For this, we implemented gaze-contingent versions of the classic CFE task, where we quasi-experimentally manipulated the PFL on the face and experimentally manipulated the half of the face being judged (top vs. bottom) and judgment fixation location (JFL) on the face. For this, we first screened observers whose PFL was either high up on the face close to the eyes (upper-lookers) or lower on the face close to the nose tip (lower-lookers). We then measured the strength of the CFE for the top and bottom halves of faces for the upper-lookers and lower-lookers when their JFL was either at their own group's mean PFL or at that of the other group's mean PFL.

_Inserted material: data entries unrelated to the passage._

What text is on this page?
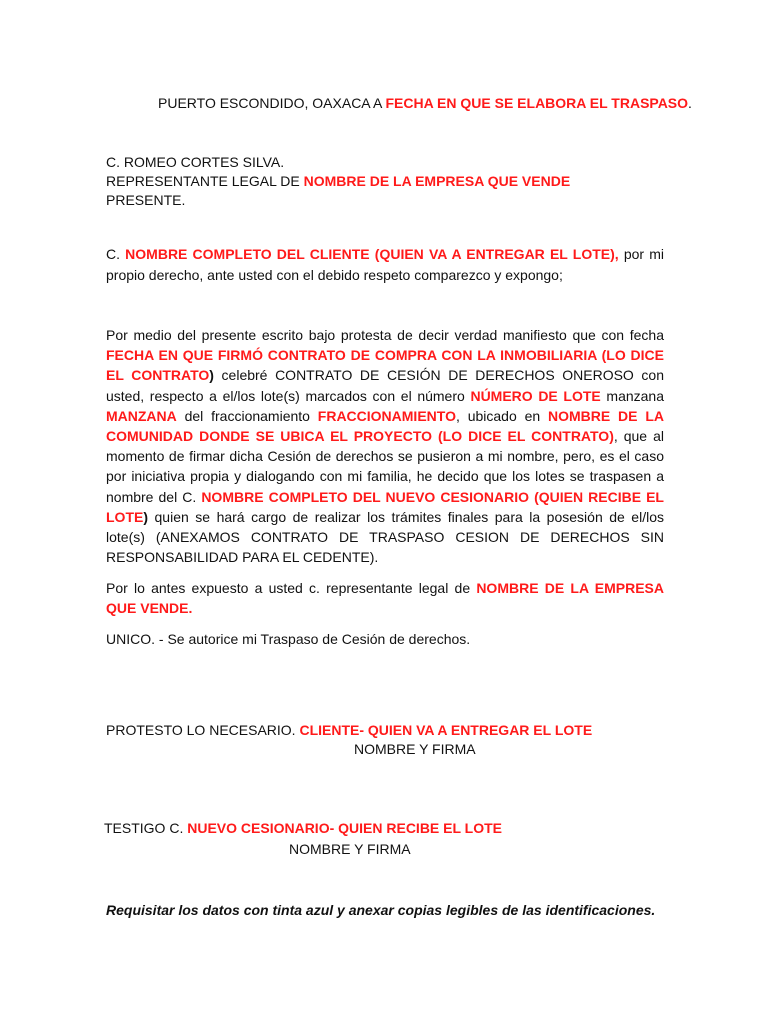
PUERTO ESCONDIDO, OAXACA A FECHA EN QUE SE ELABORA EL TRASPASO.
C. ROMEO CORTES SILVA.
REPRESENTANTE LEGAL DE NOMBRE DE LA EMPRESA QUE VENDE
PRESENTE.
C. NOMBRE COMPLETO DEL CLIENTE (QUIEN VA A ENTREGAR EL LOTE), por mi propio derecho, ante usted con el debido respeto comparezco y expongo;
Por medio del presente escrito bajo protesta de decir verdad manifiesto que con fecha FECHA EN QUE FIRMÓ CONTRATO DE COMPRA CON LA INMOBILIARIA (LO DICE EL CONTRATO) celebré CONTRATO DE CESIÓN DE DERECHOS ONEROSO con usted, respecto a el/los lote(s) marcados con el número NÚMERO DE LOTE manzana MANZANA del fraccionamiento FRACCIONAMIENTO, ubicado en NOMBRE DE LA COMUNIDAD DONDE SE UBICA EL PROYECTO (LO DICE EL CONTRATO), que al momento de firmar dicha Cesión de derechos se pusieron a mi nombre, pero, es el caso por iniciativa propia y dialogando con mi familia, he decido que los lotes se traspasen a nombre del C. NOMBRE COMPLETO DEL NUEVO CESIONARIO (QUIEN RECIBE EL LOTE) quien se hará cargo de realizar los trámites finales para la posesión de el/los lote(s) (ANEXAMOS CONTRATO DE TRASPASO CESION DE DERECHOS SIN RESPONSABILIDAD PARA EL CEDENTE).
Por lo antes expuesto a usted c. representante legal de NOMBRE DE LA EMPRESA QUE VENDE.
UNICO. - Se autorice mi Traspaso de Cesión de derechos.
PROTESTO LO NECESARIO. CLIENTE- QUIEN VA A ENTREGAR EL LOTE
NOMBRE Y FIRMA
TESTIGO C. NUEVO CESIONARIO- QUIEN RECIBE EL LOTE
NOMBRE Y FIRMA
Requisitar los datos con tinta azul y anexar copias legibles de las identificaciones.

Our experimental design allowed us to test several hypotheses on how the CFE is modulated by variations in the PFL and JFL across the face. They are listed below:
Hypothesis H1
—Upper-lookers and lower-lookers would show a stronger CFE for the top half compared with the bottom half. This hypothesis is based on recent reports demonstrating the primacy of the eye region for face perception (
Issa & DiCarlo, 2012;
Rossion, 2013;
Royer et al., 2018).
Hypothesis H2—The amount by which the top-half CFE is stronger than the bottom-half CFE depends on the PFL, such that upper-lookers would show a greater top-half CFE than lower-lookers. This hypothesis is based on the idea that upper- and lower-lookers have different preferred internal representations, with the upper-lookers relying more on the eye region compared with the lower-lookers.
Hypothesis H3
—The CFE should be affected by the proximity of the JFL to the PFL, such that the CFE is stronger when the JFL is at the PFL and is diminished when the JFL is far away from the PFL. This hypothesis is based on the findings from
Peterson and Eckstein 2012;
Peterson and Eckstein 2013, showing that both upper- and lower-lookers perform best at face identification tasks when they fixate their PFL.
The deidentified data, stimuli, and analysis scripts to reproduce the findings reported in this paper have been made publicly available via the Open Science Framework (OSF) and can be accessed at
https://osf.io/vsdcj.